Aku berteriak sangat kencang. Memuntahkan semua emosi yang membuncah. Seolah mengadu pada matahari yang diam, dan berangsur hilang ditelan laut.
“Hey, apa yang kaulakukan? Mengganggu ketenangan saja.”
Aku menoleh ke arah suara kecil, yang sudah tak asing tersebut.
“Kamu ...” Aku terkaget.
“Iya aku. Ngapain teriak-teriak? Ngapain juga kamu di tempat ini?”
“Ye... ini kan tempat umum. Suka-suka aku dong.”
“Iya, emang. Tapi harus toleransi dong. Jangan teriak-teriak gitu.”
“Masalah banget buat kamu, ya?”
“Banget,” jawab cewek itu super singkat.
Aneh. Cewek itu langsung pergi lagi. Seperti hantu yang datang dan pergi semau dia.
Senjaku terasa lengkap lagi.
Diary Kanza
Diary. Hari ini aku telat ke tempat ini. Di sana sudah ada cowok nyebelin itu. Cowok nggak jelas yang ngga tahu asal-usulnya. Dia bukan cowok asal sini. Aku sekilas, kenal warga sekitaran sini. Aku sering ikut menjaga warung milik Ibu, di tempat parkir pantai.
Tadi aku telat datang. Cowok itu merebut tempat itu. Aku tak bisa memaksanya pergi. Toh, pantai ini adalah tempat umum. Aku tak bisa menutup novelku lagi.
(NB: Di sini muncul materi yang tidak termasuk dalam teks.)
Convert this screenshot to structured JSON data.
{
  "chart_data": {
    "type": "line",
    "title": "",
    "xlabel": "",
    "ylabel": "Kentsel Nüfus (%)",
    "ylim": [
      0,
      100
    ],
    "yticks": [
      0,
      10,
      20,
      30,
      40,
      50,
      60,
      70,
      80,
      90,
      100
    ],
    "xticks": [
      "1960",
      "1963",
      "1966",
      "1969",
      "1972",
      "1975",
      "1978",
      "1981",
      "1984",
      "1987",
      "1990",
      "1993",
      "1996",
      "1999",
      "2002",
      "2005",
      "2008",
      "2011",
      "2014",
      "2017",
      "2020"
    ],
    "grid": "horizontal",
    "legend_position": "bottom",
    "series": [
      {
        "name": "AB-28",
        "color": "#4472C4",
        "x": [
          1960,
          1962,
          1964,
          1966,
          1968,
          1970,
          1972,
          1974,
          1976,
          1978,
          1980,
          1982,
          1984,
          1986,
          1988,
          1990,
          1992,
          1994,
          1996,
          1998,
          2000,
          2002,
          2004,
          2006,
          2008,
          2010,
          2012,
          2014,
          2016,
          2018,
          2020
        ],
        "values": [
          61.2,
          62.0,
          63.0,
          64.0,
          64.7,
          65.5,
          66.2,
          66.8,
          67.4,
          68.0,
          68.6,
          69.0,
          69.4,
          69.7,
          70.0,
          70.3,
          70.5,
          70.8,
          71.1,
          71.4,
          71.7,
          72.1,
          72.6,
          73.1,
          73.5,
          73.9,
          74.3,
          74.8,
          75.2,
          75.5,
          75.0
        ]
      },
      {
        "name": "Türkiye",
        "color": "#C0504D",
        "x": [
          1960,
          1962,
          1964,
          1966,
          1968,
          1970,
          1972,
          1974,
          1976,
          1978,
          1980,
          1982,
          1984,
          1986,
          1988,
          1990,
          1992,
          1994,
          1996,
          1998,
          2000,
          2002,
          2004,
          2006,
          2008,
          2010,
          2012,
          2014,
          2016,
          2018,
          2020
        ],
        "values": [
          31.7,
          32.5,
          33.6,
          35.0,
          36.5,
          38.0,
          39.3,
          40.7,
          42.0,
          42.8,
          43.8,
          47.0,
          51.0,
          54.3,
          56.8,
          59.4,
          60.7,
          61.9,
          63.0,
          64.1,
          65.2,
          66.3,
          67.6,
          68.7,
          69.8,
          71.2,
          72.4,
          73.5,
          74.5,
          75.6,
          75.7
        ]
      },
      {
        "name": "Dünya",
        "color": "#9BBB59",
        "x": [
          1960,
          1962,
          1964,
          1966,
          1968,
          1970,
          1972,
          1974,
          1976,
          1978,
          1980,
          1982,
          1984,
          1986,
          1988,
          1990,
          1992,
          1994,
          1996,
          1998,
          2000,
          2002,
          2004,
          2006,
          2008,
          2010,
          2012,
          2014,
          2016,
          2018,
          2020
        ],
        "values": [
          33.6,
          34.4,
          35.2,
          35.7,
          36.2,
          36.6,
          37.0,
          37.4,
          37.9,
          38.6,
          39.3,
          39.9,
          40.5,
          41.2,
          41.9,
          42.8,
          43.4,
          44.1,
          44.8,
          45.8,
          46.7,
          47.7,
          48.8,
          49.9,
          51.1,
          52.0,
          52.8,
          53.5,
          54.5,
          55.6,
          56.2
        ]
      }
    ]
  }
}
Karena matahari terburu lenyap di ujung barat sana. Dan dia masih belum datang.
Aku tak punya cerita panjang hari ini. Maafkan aku, yang terlanjur tenggelam dalam kesedihan karena senjaku tak hadir sampai sekarang.
28 Agustus 2013
Kanza
www[dot]perjalananava[dot]com
29 Agustus 2013
Baru dua kali aku bertemu dia, membuatku ingin mengenalnya. Cewek yang jutek, tapi membuatku semakin penasaran. Siapa namanya, di mana rumahnya. Hmm, setidaknya aku tak lagi sendirian menghabiskan liburan.
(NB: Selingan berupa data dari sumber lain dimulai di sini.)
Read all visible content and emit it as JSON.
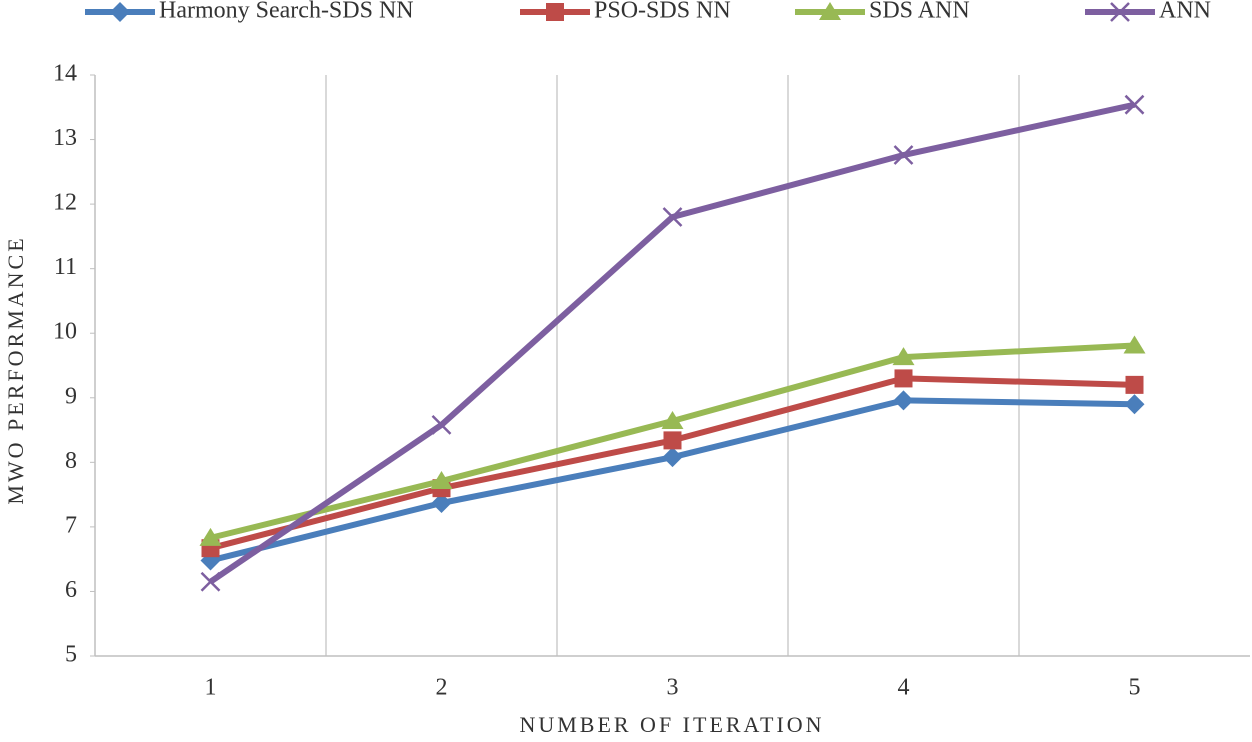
{
  "chart_data": {
    "type": "line",
    "x_label": "NUMBER OF ITERATION",
    "y_label": "MWO PERFORMANCE",
    "categories": [
      "1",
      "2",
      "3",
      "4",
      "5"
    ],
    "series": [
      {
        "name": "Harmony Search-SDS NN",
        "color": "#4a7ebb",
        "marker": "diamond",
        "values": [
          6.48,
          7.37,
          8.08,
          8.96,
          8.9
        ]
      },
      {
        "name": "PSO-SDS NN",
        "color": "#be4b48",
        "marker": "square",
        "values": [
          6.67,
          7.6,
          8.34,
          9.3,
          9.2
        ]
      },
      {
        "name": "SDS ANN",
        "color": "#98b954",
        "marker": "triangle",
        "values": [
          6.83,
          7.71,
          8.64,
          9.63,
          9.81
        ]
      },
      {
        "name": "ANN",
        "color": "#7d5fa0",
        "marker": "x",
        "values": [
          6.15,
          8.58,
          11.8,
          12.76,
          13.54
        ]
      }
    ],
    "ylim": [
      5,
      14
    ],
    "yticks": [
      5,
      6,
      7,
      8,
      9,
      10,
      11,
      12,
      13,
      14
    ],
    "grid": "vertical",
    "legend": "top"
  }
}
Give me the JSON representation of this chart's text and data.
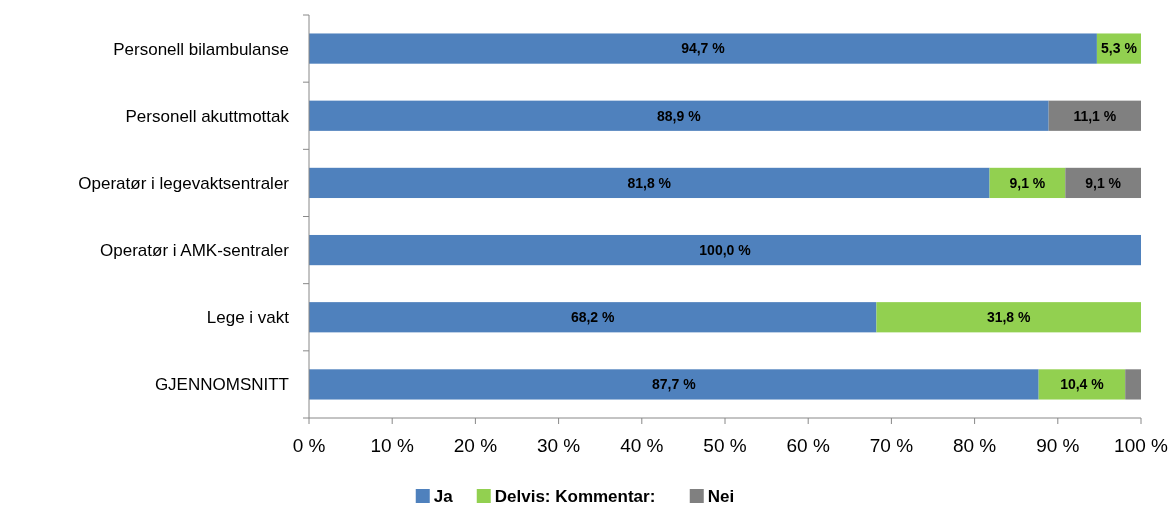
{
  "chart_data": {
    "type": "bar",
    "orientation": "horizontal",
    "stacked": true,
    "categories": [
      "Personell bilambulanse",
      "Personell akuttmottak",
      "Operatør i legevaktsentraler",
      "Operatør i AMK-sentraler",
      "Lege i vakt",
      "GJENNOMSNITT"
    ],
    "series": [
      {
        "name": "Ja",
        "color": "#4f81bd",
        "values": [
          94.7,
          88.9,
          81.8,
          100.0,
          68.2,
          87.7
        ],
        "value_labels": [
          "94,7 %",
          "88,9 %",
          "81,8 %",
          "100,0 %",
          "68,2 %",
          "87,7 %"
        ]
      },
      {
        "name": "Delvis: Kommentar:",
        "color": "#92d050",
        "values": [
          5.3,
          0,
          9.1,
          0,
          31.8,
          10.4
        ],
        "value_labels": [
          "5,3 %",
          null,
          "9,1 %",
          null,
          "31,8 %",
          "10,4 %"
        ]
      },
      {
        "name": "Nei",
        "color": "#808080",
        "values": [
          0,
          11.1,
          9.1,
          0,
          0,
          1.9
        ],
        "value_labels": [
          null,
          "11,1 %",
          "9,1 %",
          null,
          null,
          null
        ]
      }
    ],
    "xlim": [
      0,
      100
    ],
    "xticks": [
      {
        "value": 0,
        "label": "0 %"
      },
      {
        "value": 10,
        "label": "10 %"
      },
      {
        "value": 20,
        "label": "20 %"
      },
      {
        "value": 30,
        "label": "30 %"
      },
      {
        "value": 40,
        "label": "40 %"
      },
      {
        "value": 50,
        "label": "50 %"
      },
      {
        "value": 60,
        "label": "60 %"
      },
      {
        "value": 70,
        "label": "70 %"
      },
      {
        "value": 80,
        "label": "80 %"
      },
      {
        "value": 90,
        "label": "90 %"
      },
      {
        "value": 100,
        "label": "100 %"
      }
    ],
    "grid": false,
    "legend": "bottom"
  }
}
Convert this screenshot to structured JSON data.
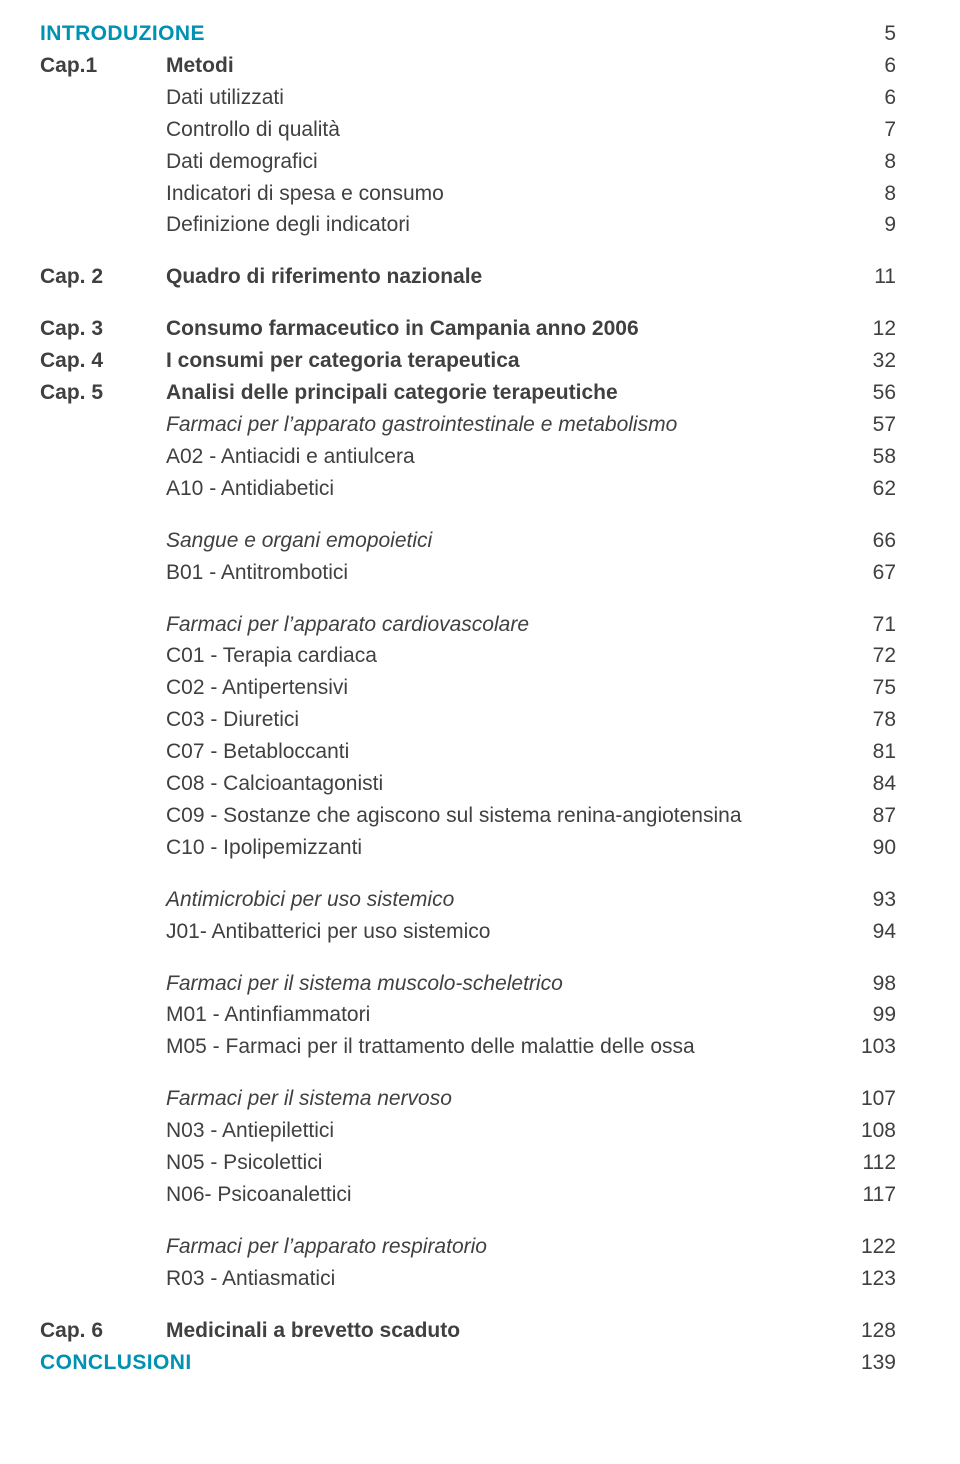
{
  "colors": {
    "accent": "#0091b3",
    "text": "#404042",
    "bg": "#ffffff"
  },
  "intro": {
    "label": "INTRODUZIONE",
    "page": "5"
  },
  "cap1": {
    "label": "Cap.1",
    "title": "Metodi",
    "page": "6",
    "items": [
      {
        "t": "Dati utilizzati",
        "p": "6"
      },
      {
        "t": "Controllo di qualità",
        "p": "7"
      },
      {
        "t": "Dati demografici",
        "p": "8"
      },
      {
        "t": "Indicatori di spesa e consumo",
        "p": "8"
      },
      {
        "t": "Definizione degli indicatori",
        "p": "9"
      }
    ]
  },
  "cap2": {
    "label": "Cap. 2",
    "title": "Quadro di riferimento nazionale",
    "page": "11"
  },
  "cap3": {
    "label": "Cap. 3",
    "title": "Consumo farmaceutico in Campania anno 2006",
    "page": "12"
  },
  "cap4": {
    "label": "Cap. 4",
    "title": "I consumi per categoria terapeutica",
    "page": "32"
  },
  "cap5": {
    "label": "Cap. 5",
    "title": "Analisi delle principali categorie terapeutiche",
    "page": "56",
    "sectA": {
      "head": {
        "t": "Farmaci per l’apparato gastrointestinale e metabolismo",
        "p": "57"
      },
      "items": [
        {
          "t": "A02 - Antiacidi e antiulcera",
          "p": "58"
        },
        {
          "t": "A10 - Antidiabetici",
          "p": "62"
        }
      ]
    },
    "sectB": {
      "head": {
        "t": "Sangue e organi emopoietici",
        "p": "66"
      },
      "items": [
        {
          "t": "B01 - Antitrombotici",
          "p": "67"
        }
      ]
    },
    "sectC": {
      "head": {
        "t": "Farmaci per l’apparato cardiovascolare",
        "p": "71"
      },
      "items": [
        {
          "t": "C01 - Terapia cardiaca",
          "p": "72"
        },
        {
          "t": "C02 - Antipertensivi",
          "p": "75"
        },
        {
          "t": "C03 - Diuretici",
          "p": "78"
        },
        {
          "t": "C07 - Betabloccanti",
          "p": "81"
        },
        {
          "t": "C08 - Calcioantagonisti",
          "p": "84"
        },
        {
          "t": "C09 - Sostanze che agiscono sul sistema renina-angiotensina",
          "p": "87"
        },
        {
          "t": "C10 - Ipolipemizzanti",
          "p": "90"
        }
      ]
    },
    "sectJ": {
      "head": {
        "t": "Antimicrobici per uso sistemico",
        "p": "93"
      },
      "items": [
        {
          "t": "J01- Antibatterici per uso sistemico",
          "p": "94"
        }
      ]
    },
    "sectM": {
      "head": {
        "t": "Farmaci per il sistema muscolo-scheletrico",
        "p": "98"
      },
      "items": [
        {
          "t": "M01 - Antinfiammatori",
          "p": "99"
        },
        {
          "t": "M05 - Farmaci per il trattamento delle malattie delle ossa",
          "p": "103"
        }
      ]
    },
    "sectN": {
      "head": {
        "t": "Farmaci per il sistema nervoso",
        "p": "107"
      },
      "items": [
        {
          "t": "N03 - Antiepilettici",
          "p": "108"
        },
        {
          "t": "N05 - Psicolettici",
          "p": "112"
        },
        {
          "t": "N06- Psicoanalettici",
          "p": "117"
        }
      ]
    },
    "sectR": {
      "head": {
        "t": "Farmaci per l’apparato respiratorio",
        "p": "122"
      },
      "items": [
        {
          "t": "R03 - Antiasmatici",
          "p": "123"
        }
      ]
    }
  },
  "cap6": {
    "label": "Cap. 6",
    "title": "Medicinali a brevetto scaduto",
    "page": "128"
  },
  "conclusioni": {
    "label": "CONCLUSIONI",
    "page": "139"
  }
}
Kali ini aku lebih banyak duduk. Hanya menjepret beberapa gambar. Dari kejauhan dia tampak menggerutu. Haha. Pasti karena tempatnya aku duduki lagi. Jelas saja aku lebih dulu sampai, aku menginap di resort yang hanya berjarak beberapa meter dari pantai.
Pantas saja dia betah, ternyata tempat ini memang cukup nyaman. Tapi tunggu, dia tak sendirian. Dia menggandeng seorang anak kecil, apakah itu anaknya? Ah, dasar cewek aneh. Sore begini malah mengajak anak kecil. Tak takut kesambet apa. Tau rasa deh nanti dimarahi orangutanya.
Aku berjalan seperti biasa. Kamera menjadi alasan satu-satunya untuk sementara ini. Aku mendekatinya, maksudku mendekati anak laki-laki di sampingnya itu, untuk menjadi objek selanjutnya. Tak terlalu dekat, posisi yang sempurna. Aku berada di sudut kanan depan mereka. Di bawah sebuah pohon, cewek itu berdiri agak membungkuk. Pundak kirinya menggendong tas, sementara tangan kanannya merangkul pundak anak kecil itu.
Ckrekk.
Sengaja aku tak mematikan blitz kamera, agar cewek itu marah-marah lagi. Kemudian aku akan memotretnya segera. Tapi ternyata aku salah, dia hanya menunjukkan wajah kesal, lalu berpindah.
“Pindah yuk, Dek. Ada orang gila,” ucapnya sambil melirik ke arahku.
Rasanya aku ingin tertawa.
“Kok orang gila sih, Kak. Kakak itu kan cakep. Emang Kakak nggak naksir, ya?” Anak kecil itu malah meledek dengan polosnya.
Pemandangan yang lucu. Mereka berjalan menjauh dariku yang kemudian berhenti tepat di depan resort. Cewek itu duduk di atas pasir. Anak kecil tadi berlarian membuat garis di pasir putih.
“Adiknya?” Aku memberanikan diri duduk di sebelahnya.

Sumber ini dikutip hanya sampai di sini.